Contei com a ajuda e a presença contínua de um padre espiritual. Muito importante, também, foi poder caminhar com outras pessoas ao meu lado, respirar com elas a mesma comunhão, olhando e sentindo as suas escolhas definitivas e nessa relação fazer vir ao de cima o melhor de mim. Ajudou-me muito o contacto com a Palavra de Deus dentro da qual mergulhei cada vez com mais profundidade.
Agora a minha vida desenrola-se no mosteiro, misturada de oração, que começa às 6 da manhã, e de trabalho, com todas as exigências da vida comunitária. E o trabalho não nos separa do clima de oração, como a oração não nos afasta da vida concreta. Além disso, uma característica do nosso mosteiro é a adoração eucarística continuada, à qual cada uma de nós dedica uma hora por dia, em alternância. Fascina-me a vida de fraternidade, porque permite fazer a experiência de que a fé e a humanidade são uma coisa só.
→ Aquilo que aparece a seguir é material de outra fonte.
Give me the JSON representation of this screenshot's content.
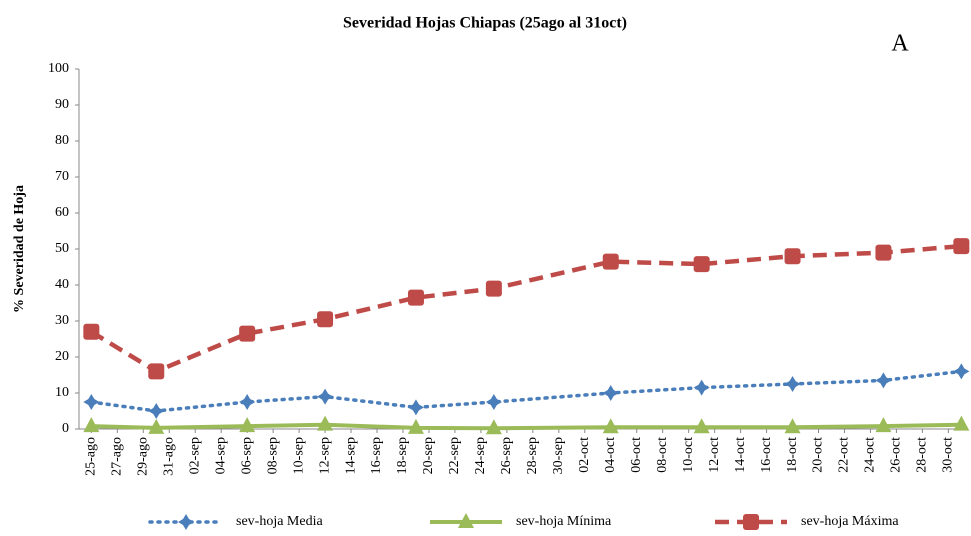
{
  "chart_data": {
    "type": "line",
    "title": "Severidad Hojas Chiapas (25ago al 31oct)",
    "annotation": "A",
    "y_label": "% Severidad de Hoja",
    "xticks": [
      "25-ago",
      "27-ago",
      "29-ago",
      "31-ago",
      "02-sep",
      "04-sep",
      "06-sep",
      "08-sep",
      "10-sep",
      "12-sep",
      "14-sep",
      "16-sep",
      "18-sep",
      "20-sep",
      "22-sep",
      "24-sep",
      "26-sep",
      "28-sep",
      "30-sep",
      "02-oct",
      "04-oct",
      "06-oct",
      "08-oct",
      "10-oct",
      "12-oct",
      "14-oct",
      "16-oct",
      "18-oct",
      "20-oct",
      "22-oct",
      "24-oct",
      "26-oct",
      "28-oct",
      "30-oct"
    ],
    "x": [
      "25-ago",
      "30-ago",
      "06-sep",
      "12-sep",
      "19-sep",
      "25-sep",
      "04-oct",
      "11-oct",
      "18-oct",
      "25-oct",
      "31-oct"
    ],
    "series": [
      {
        "name": "sev-hoja Media",
        "color": "#4a7ebb",
        "style": "dotted",
        "marker": "diamond",
        "values": [
          7.5,
          5,
          7.5,
          9,
          6,
          7.5,
          10,
          11.5,
          12.5,
          13.5,
          16
        ]
      },
      {
        "name": "sev-hoja Mínima",
        "color": "#9bbb59",
        "style": "solid",
        "marker": "triangle",
        "values": [
          0.8,
          0.3,
          0.8,
          1.2,
          0.3,
          0.2,
          0.5,
          0.5,
          0.5,
          0.8,
          1.2
        ]
      },
      {
        "name": "sev-hoja Máxima",
        "color": "#be4b48",
        "style": "dashed",
        "marker": "square",
        "values": [
          27,
          16,
          26.5,
          30.5,
          36.5,
          39,
          46.5,
          45.8,
          48,
          49,
          50.8
        ]
      }
    ],
    "ylim": [
      0,
      100
    ],
    "yticks": [
      0,
      10,
      20,
      30,
      40,
      50,
      60,
      70,
      80,
      90,
      100
    ],
    "grid": false
  }
}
O sentido de uma vida “atrás das grades”

A 11 de agosto de 1253, à beira do limiar da vida, no eterno abraço do Pai, Santa Clara dizia a si mesma:

Vai segura porque tens um bom guia na viagem. Vai, porque Aquele que te criou, te santificou e, guardando-te sempre como a mãe ao filho, amou-te de terno amor. Tu, ó Senhor, sê bendito, porque me criaste.

As irmãs Clarissas, na pobreza do quotidiano, procuram viver, em particular, as últimas palavras com que santa Clara selou a sua peregrinação terrena. As irmãs vivem na contemplação, numa oração continua pelo mundo, no paciente acolhimento de si mesmas com as próprias fragilidades e os próprios limites e acolhendo, também, quem bate à porta à procura de conforto, oração e escuta. E são muitos os que recorrem a esta ajuda das irmãs. Elas tornam-se um sinal do amor misericordioso de Deus.

Acolher e escutar as pessoas, fazê-las sentir-se preciosas

Quem vem rezar com elas ou falar com elas vai-se embora confortado, aliviado e agradecido. As irmãs rezam e escutam. Mas aquilo de que elas verdadeiramente se apercebem é de que a sociedade precisa de estar “aberta ao céu”, à relação com Deus. Esta relação ajuda o homem a libertar-se da escravidão da auto realização, da eficiência, da perfeição, do sucesso e do ter.

Viver os “limites” próprios e do mundo, no encontro com Deus. Indicar outros horizontes, acolher, escutar, encontrar as pessoas, fazê-las sentir-se “preciosas”, recolher as suas lágrimas, partilhar as suas alegrias… Pequenas coisas: menos de cinco pães e dois peixes. Mas são as pequenas coisas que fazem a diferença na vida das pessoas.